Stoic Dev

Civic Republicanism

Classical liberalism gets a lot of talk but I think the more Stoic-aligned political philosophy is civic republicanism. Civic republicanism has a large emphasis on civic duty. The citizenry needs to be informed and educated. They need to see liberty as requiring personal involvement. It's not something you're owed, but something you actively maintain.

Classical liberalism is focused on what our rights are and what the world owes us. But it largely ignores our responsibility to the cosmos. My reading of civic republicanism is that liberty as non-domination depends on us being independent from others in a legal sense. We are, of course, better off with close ties to our fellow cosmopolites, but we should be free from influence that could lead us to make poor decisions because we fear for our lives, property, or other freedoms.

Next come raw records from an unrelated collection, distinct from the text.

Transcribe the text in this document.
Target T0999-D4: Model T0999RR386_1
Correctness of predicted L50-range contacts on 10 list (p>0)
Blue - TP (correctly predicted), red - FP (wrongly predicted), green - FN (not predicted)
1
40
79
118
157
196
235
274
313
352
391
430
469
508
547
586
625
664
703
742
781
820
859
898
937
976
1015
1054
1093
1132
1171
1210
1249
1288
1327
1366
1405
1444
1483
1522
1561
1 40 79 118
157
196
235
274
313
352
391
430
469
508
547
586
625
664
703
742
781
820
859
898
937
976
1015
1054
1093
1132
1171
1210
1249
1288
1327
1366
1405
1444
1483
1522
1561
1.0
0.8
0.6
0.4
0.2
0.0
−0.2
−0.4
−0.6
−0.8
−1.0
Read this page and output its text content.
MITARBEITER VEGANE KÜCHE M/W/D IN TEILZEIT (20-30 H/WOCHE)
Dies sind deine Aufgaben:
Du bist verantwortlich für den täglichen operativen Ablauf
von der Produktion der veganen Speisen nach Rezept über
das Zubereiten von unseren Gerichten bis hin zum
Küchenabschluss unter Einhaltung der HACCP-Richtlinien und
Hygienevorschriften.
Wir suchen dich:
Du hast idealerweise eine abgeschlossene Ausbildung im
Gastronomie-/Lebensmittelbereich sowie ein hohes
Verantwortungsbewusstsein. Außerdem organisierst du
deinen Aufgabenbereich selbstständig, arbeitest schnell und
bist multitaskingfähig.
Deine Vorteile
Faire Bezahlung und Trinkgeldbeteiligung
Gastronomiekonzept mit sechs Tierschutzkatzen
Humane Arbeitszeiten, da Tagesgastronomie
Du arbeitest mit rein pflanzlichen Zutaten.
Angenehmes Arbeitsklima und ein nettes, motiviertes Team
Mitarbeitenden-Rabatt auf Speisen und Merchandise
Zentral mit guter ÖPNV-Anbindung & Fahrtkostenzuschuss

In a system like a classical republic, we'd all be agarian intellectuals and be free to think for ourselves because no one can compel us to do anything we choose not to do. This system requires us to not live to maximize our comfort. It requires us to give up individual comfort for the success of the whole. It's probably why it hasn't succeeded for long. The United States was the shining light of republicanism, but it too devolved into overly-centralized government with an urban populace dependent on selfish employers for income. It seems to be how all societies trend.

But I still see this model of government as the best fit for Stoics. It aligns with our indepence of thought while requiring our love of civic involvement and desire to make the whole better even if the constituent parts have to suffer. Rebels can always see the benefits the whole will receive even though they know they may not live long enough to see the end. But being a rebel takes courage we often cannot muster. And should our rebellion succeed, we start the trend towards the thing we rebelled against.